On the left is a limited edition called Trick or Treat! made for Halloween. I got all four skeins made. On the right is a wool spun from a British sheep called North Ronaldsay. They are found on the northernmost Orkney island, and were pushed out to the coastline when people first settled there. They adapted to eat seaweed! Below that picture is another 100% wool from the same booth. It was a good price and I liked the colour, so I got two skeins of it, both of somewhat different colours.

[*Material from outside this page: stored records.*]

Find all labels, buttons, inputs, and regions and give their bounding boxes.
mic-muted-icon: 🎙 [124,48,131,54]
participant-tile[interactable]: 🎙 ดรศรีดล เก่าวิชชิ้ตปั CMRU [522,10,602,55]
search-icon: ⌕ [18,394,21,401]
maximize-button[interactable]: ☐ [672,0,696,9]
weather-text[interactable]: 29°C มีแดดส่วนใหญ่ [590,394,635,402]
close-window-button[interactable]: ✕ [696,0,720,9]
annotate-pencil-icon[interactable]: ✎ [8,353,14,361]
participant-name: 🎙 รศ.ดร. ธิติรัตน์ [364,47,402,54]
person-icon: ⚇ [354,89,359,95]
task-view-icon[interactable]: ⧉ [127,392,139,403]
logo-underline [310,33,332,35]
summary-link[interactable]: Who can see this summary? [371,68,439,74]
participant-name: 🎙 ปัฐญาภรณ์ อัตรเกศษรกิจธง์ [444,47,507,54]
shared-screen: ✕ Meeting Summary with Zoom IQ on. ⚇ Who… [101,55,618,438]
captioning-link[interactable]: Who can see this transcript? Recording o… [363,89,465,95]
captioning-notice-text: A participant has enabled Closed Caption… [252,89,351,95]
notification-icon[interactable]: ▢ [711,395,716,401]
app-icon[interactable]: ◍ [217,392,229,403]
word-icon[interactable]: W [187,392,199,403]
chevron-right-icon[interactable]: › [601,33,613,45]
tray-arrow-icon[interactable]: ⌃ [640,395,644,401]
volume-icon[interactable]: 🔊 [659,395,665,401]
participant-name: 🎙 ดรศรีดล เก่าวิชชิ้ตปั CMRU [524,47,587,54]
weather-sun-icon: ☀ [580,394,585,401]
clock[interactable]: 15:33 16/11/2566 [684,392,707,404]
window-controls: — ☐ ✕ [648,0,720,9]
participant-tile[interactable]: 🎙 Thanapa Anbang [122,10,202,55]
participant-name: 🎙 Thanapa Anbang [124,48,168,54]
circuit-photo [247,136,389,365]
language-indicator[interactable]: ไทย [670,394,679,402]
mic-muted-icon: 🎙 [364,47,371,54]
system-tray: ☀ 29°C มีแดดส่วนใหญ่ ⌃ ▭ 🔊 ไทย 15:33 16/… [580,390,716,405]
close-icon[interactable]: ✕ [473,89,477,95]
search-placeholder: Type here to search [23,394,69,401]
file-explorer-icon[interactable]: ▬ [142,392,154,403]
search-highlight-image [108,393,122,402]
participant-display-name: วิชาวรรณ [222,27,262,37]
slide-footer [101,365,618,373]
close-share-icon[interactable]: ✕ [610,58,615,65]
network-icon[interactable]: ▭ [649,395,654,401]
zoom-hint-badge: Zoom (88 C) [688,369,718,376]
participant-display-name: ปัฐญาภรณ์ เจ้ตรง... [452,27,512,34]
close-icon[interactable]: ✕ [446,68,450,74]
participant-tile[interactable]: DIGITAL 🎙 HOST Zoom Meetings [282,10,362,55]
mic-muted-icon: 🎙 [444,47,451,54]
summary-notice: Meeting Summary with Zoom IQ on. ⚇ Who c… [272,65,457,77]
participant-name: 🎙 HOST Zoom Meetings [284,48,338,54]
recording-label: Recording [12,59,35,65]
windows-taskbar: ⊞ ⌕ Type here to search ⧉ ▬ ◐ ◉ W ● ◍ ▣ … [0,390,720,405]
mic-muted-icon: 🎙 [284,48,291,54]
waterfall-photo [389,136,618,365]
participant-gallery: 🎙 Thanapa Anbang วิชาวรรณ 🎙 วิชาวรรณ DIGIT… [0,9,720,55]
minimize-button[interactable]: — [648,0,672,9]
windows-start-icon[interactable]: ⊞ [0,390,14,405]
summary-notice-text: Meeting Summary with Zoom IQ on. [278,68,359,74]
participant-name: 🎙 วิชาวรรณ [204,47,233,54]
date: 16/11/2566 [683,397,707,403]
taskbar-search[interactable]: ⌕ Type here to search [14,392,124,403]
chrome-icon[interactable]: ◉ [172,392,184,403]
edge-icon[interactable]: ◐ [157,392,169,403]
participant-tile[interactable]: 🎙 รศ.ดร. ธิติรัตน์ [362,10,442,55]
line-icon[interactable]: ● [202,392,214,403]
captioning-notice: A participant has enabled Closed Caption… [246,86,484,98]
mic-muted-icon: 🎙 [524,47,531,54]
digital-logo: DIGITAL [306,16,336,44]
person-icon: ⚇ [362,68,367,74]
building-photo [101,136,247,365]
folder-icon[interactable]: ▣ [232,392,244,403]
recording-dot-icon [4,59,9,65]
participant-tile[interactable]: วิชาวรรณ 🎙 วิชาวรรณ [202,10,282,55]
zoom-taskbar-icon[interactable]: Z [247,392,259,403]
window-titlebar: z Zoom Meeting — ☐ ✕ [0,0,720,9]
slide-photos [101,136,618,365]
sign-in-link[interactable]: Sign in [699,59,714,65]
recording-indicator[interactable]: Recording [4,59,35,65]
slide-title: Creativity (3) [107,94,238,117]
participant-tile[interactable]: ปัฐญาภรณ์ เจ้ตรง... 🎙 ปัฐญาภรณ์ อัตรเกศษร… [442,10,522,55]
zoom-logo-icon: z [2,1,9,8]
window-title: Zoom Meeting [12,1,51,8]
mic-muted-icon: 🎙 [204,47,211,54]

Possibly my favourite booth there was the Natural Dye Studio. I had checked out their website once and wasn't impressed, but seeing their yarn in the flesh, as it were, was really an eye opener. Dyes can and are often chemical, giving yarn a brilliant hue which lasts through the wash. Natural dyes from roots and other parts of plants (you can tell I don't know much about dyeing, can't you?) are not only better for the environment, but this husband-wife team has proved they can make brilliant colours out of them as well. I got 2 skeins of a silk and 2 skeins of a merino silk blend, both of which (thanks to the silk) show off the colours amazingly. Phoenix is the merino silk blend. They also use pure wool, which has colours I've never seen in wool before. This last little gem on the right is actually about the size it really is. It's only 80 or so yards, but I loved the feel and the smooshiness and the colour, and there are some surprisingly nice things you can make with something that small, so I got it. To be honest, I'm not sure I want to use it. I just want it to sit and be felt and look nice. :D

While some of the booths sold yarn from major companies such as Noro, Debbie Bliss, and Schoppel-Woolle, most booths were selling things hand made by the people running them. Yarn hand dyed and/or hand spun, stitch markers hand beaded, and needle holders hand sewn were everywhere. These independents are at the heart and soul of the industry, and I love not only seeing what they have, but supporting them as well. They're not even really more expensive than the yarn from the major companies, so supporting them is easy. But they're mostly online, so seeing their wares, getting to touch them, and getting an idea of the true colour of something, is a great experience.